Die ZGF fühlt sich durch den Bericht der Leopoldina in ihrer Arbeit bestätigt. Sie konzentriert sich auf die Erhaltung von biodiversitätsreichen Wildnisregionen und arbeitet seit mehreren Jahren an dem "Legacy Landscapes"-Ansatz. Dieser neuartige Stiftungsfonds wird derzeit von der KfW-Entwicklungsbank und dem Bundesministerium für wirtschaftliche Zusammenarbeit BMZ entwickelt, mit Unterstützung u.a. der Weltnaturschutzorganisation IUCN, der UNESCO, des WWF, African Parks, der Wildlife Conservation Society und der Zoologischen Gesellschaft Frankfurt.
Große Stiftungen aus den USA haben bereits Unterstützung zugesagt. Deutsche private Geber oder Unternehmen sind bisher nicht dabei. "Es wird Zeit, dass auch in Deutschland private Geber die Zeichen der Zeit erkennen", sagt Christof Schenck, denn nach diesem Bericht der Leopoldina könne sich niemand mehr der Verantwortung entziehen.
Hintergrund:
Die Leopoldina-Autoren beziehen sich unter anderem auf den Bericht des Weltbiodiversitätsrat IPBES, der vor einem Jahr veröffentlicht wurde und der beschreibt, welche ungeahnten Konsequenzen der Verlust ganzer Lebensräume mit sich bringt. Der Waldverlust liegt bei fast 50.000 Quadratkilometern pro Jahr, mehr als die doppelte Fläche Hessens, und betrifft 50 bis 90 Prozent aller landlebenden Organismen.
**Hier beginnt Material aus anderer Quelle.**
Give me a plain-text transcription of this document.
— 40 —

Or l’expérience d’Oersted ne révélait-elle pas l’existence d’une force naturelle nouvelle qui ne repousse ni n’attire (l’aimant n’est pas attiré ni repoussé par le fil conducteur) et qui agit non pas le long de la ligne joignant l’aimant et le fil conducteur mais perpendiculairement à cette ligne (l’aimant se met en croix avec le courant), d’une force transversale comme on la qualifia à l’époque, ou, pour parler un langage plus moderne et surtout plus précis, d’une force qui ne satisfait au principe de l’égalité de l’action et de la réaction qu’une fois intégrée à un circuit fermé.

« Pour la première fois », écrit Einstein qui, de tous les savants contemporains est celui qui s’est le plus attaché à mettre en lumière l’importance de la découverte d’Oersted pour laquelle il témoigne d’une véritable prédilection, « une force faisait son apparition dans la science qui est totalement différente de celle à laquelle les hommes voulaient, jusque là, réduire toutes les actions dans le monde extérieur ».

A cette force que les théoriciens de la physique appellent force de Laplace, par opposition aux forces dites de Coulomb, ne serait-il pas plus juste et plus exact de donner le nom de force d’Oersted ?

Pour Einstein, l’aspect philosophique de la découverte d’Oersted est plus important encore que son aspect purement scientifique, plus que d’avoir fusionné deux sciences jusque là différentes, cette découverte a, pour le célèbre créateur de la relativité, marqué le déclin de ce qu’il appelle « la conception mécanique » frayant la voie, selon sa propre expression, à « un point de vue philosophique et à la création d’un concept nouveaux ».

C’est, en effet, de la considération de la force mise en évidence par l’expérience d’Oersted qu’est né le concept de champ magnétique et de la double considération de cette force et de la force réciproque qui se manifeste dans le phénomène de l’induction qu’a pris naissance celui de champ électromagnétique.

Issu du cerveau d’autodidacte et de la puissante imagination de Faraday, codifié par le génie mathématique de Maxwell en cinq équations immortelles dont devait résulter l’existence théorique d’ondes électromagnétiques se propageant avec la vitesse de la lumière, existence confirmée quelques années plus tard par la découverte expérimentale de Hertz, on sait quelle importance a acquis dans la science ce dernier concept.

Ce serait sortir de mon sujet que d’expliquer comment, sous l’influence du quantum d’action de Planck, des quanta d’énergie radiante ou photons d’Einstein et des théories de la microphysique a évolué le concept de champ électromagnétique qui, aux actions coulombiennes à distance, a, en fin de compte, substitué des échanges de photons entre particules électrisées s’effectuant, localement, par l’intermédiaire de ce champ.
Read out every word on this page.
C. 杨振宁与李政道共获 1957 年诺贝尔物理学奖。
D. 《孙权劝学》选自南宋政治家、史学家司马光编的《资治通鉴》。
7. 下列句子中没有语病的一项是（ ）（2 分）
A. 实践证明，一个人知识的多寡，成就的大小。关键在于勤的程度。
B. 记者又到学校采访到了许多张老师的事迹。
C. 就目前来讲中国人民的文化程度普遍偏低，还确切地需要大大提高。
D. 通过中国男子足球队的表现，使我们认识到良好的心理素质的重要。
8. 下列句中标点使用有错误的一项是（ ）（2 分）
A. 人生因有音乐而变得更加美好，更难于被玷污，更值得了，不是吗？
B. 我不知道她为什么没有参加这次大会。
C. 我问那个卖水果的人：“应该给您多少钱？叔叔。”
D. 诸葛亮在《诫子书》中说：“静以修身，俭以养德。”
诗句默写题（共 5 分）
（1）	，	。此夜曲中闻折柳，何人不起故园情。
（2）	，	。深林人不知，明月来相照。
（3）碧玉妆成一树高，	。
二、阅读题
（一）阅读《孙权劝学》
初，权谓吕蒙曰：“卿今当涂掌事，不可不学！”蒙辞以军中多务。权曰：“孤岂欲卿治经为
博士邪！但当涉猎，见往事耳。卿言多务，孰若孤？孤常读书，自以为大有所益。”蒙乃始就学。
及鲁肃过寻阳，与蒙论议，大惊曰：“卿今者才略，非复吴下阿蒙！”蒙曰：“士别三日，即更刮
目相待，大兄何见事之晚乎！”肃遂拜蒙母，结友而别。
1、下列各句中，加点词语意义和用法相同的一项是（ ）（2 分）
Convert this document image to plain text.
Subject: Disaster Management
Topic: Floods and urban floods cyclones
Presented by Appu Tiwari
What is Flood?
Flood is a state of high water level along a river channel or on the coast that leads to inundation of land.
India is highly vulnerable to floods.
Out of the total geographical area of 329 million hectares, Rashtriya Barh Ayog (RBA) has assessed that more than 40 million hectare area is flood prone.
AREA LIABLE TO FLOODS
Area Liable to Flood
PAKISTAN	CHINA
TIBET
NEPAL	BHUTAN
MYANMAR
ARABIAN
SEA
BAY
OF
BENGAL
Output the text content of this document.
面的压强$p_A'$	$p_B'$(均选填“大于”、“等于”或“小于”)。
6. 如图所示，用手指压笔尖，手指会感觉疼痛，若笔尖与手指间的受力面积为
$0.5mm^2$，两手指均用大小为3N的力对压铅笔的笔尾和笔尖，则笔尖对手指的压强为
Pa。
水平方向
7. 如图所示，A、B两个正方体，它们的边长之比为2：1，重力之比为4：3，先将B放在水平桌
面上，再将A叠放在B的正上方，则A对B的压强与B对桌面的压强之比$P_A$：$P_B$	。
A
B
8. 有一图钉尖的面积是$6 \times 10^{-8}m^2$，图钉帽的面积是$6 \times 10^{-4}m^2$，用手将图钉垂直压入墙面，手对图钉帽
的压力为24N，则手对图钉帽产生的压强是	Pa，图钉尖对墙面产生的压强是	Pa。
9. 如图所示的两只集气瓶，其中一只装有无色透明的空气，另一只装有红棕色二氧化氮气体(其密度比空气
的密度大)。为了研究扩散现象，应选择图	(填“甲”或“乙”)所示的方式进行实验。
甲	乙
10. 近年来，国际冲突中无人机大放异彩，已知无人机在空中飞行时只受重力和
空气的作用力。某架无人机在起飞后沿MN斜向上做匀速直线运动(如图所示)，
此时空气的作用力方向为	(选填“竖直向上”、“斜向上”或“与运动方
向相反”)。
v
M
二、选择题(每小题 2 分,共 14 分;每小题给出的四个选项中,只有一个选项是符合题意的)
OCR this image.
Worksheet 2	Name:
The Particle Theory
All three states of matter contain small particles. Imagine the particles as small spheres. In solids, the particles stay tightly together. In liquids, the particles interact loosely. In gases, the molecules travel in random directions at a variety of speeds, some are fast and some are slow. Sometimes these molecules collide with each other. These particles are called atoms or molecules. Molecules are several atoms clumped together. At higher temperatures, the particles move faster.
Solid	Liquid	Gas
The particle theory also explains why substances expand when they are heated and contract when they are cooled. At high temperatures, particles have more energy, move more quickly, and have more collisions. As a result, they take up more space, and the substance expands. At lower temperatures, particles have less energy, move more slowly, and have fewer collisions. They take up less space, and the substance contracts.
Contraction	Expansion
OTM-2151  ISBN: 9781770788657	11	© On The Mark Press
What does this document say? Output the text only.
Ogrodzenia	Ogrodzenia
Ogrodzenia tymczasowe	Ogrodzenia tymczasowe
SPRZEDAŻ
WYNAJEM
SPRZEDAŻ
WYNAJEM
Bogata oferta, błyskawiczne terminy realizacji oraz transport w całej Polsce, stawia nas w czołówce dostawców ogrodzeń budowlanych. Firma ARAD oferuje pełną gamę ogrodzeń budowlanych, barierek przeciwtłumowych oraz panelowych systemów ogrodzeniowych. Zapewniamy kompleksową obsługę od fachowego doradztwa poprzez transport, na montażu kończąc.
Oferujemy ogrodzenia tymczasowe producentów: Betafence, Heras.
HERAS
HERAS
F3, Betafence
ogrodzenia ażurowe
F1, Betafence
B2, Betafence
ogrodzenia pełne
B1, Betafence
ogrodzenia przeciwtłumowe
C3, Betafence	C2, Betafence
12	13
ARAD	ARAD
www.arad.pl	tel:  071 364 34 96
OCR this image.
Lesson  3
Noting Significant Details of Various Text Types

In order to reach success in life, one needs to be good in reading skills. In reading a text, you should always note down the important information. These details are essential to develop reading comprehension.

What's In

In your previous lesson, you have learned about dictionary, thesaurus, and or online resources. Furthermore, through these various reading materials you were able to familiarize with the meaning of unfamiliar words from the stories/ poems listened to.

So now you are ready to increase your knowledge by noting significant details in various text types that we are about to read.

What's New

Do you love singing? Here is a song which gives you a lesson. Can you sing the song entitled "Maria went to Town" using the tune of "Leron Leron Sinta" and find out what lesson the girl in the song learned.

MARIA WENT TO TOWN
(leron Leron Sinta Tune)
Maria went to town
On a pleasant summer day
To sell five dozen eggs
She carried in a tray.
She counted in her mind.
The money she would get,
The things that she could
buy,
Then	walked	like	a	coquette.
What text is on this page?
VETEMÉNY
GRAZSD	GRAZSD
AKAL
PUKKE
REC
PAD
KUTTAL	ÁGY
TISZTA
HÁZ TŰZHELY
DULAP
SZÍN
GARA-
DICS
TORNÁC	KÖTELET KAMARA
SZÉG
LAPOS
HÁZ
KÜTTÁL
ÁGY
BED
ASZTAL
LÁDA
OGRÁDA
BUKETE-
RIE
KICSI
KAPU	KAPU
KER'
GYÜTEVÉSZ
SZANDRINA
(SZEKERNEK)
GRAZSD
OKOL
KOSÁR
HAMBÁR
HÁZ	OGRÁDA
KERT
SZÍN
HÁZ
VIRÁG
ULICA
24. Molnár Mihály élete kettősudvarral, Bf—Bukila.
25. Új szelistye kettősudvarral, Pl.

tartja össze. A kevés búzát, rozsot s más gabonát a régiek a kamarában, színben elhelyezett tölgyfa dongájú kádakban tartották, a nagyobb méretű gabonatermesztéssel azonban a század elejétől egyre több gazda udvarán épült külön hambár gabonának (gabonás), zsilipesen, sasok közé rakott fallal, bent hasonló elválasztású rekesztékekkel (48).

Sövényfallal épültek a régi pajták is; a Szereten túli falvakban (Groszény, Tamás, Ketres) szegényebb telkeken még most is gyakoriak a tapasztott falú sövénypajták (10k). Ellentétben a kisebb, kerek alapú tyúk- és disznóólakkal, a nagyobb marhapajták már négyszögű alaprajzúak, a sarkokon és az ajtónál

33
Rund eine Million Tier- und Pflanzenarten gelten als vom Aussterben bedroht, die Biomasse der Wildtiere hat in gut 100 Jahren um 82 Prozent und ihre Verbreitung um 50 Prozent abgenommen. Bei den Insekten beträgt der Rückgang 30 bis 40 Prozent in den letzten 35 Jahren. Damit werden die Nahrungsversorgung, die Klimastabilität, das Trinkwasser und weitere für uns Menschen unentbehrliche Leistungen der Natur massiv und dauerhaft gefährdet.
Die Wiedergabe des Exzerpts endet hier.